I am opposed to systematic boycotts even of music I find personally offensive if the result “narrows the marketplace of ideas,” as the hoary language of ACLU policy puts it. There are affirmative ways of attacking bigotry and ugliness in the culture. We can honor and encourage artists that celebrate tolerance and positive values, such as Tracy Chapman, Young MC or U2. As individuals, we can refrain from buying, supporting or working with artists whose message we dislike. We can encourage critics to set aesthetic standards that conform to our moral vision. And most important, we can make a special effort to fight prejudice in our own businesses. What we should not do is succumb to the seductive notion that limitations on speech will do anything to eliminate the things in society we find most distressing.

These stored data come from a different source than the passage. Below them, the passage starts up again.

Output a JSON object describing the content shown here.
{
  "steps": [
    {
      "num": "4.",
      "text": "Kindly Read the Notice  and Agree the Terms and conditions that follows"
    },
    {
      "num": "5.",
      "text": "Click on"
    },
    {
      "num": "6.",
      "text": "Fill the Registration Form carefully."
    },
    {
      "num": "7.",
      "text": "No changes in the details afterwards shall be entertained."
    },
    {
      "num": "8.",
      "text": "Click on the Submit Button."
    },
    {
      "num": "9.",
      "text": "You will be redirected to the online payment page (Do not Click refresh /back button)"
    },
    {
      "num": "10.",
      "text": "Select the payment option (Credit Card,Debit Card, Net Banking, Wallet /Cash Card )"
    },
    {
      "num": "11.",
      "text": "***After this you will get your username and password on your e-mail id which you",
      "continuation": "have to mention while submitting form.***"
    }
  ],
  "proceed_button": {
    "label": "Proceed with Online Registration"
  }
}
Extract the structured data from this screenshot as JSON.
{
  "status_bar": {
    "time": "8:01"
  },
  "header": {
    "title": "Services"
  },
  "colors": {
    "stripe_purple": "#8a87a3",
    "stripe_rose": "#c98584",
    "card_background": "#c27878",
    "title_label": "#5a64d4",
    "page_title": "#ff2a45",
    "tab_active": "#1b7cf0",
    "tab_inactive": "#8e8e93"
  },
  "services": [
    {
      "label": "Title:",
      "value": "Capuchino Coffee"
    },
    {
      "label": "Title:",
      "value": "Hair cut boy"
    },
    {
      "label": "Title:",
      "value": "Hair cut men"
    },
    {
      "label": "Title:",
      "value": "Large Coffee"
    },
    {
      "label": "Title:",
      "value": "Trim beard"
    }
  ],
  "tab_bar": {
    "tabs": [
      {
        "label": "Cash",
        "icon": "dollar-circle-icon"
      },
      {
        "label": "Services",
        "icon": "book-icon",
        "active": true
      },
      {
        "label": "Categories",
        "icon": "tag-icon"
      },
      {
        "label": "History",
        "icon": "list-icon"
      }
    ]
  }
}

Restrictions on speech have never helped minorities anywhere. Every gain by minorities in this country coincided with a loosening of restrictions on cultural and political speech. Every repression recorded by history has followed a clampdown on speech.

The old civil-liberties bromide remains true: The way to deal with offensive speech is more speech. From sea to shining sea.

Lies, scandalizin’, basin’, traits I hate, who celebrate with Satan. I rope-a-dope the evil with righteous bobbing and weaving, and let the good get even. Come on down, but welcome to the Terrordome. ‘Welcome to the Terrordome,’ Chuck D.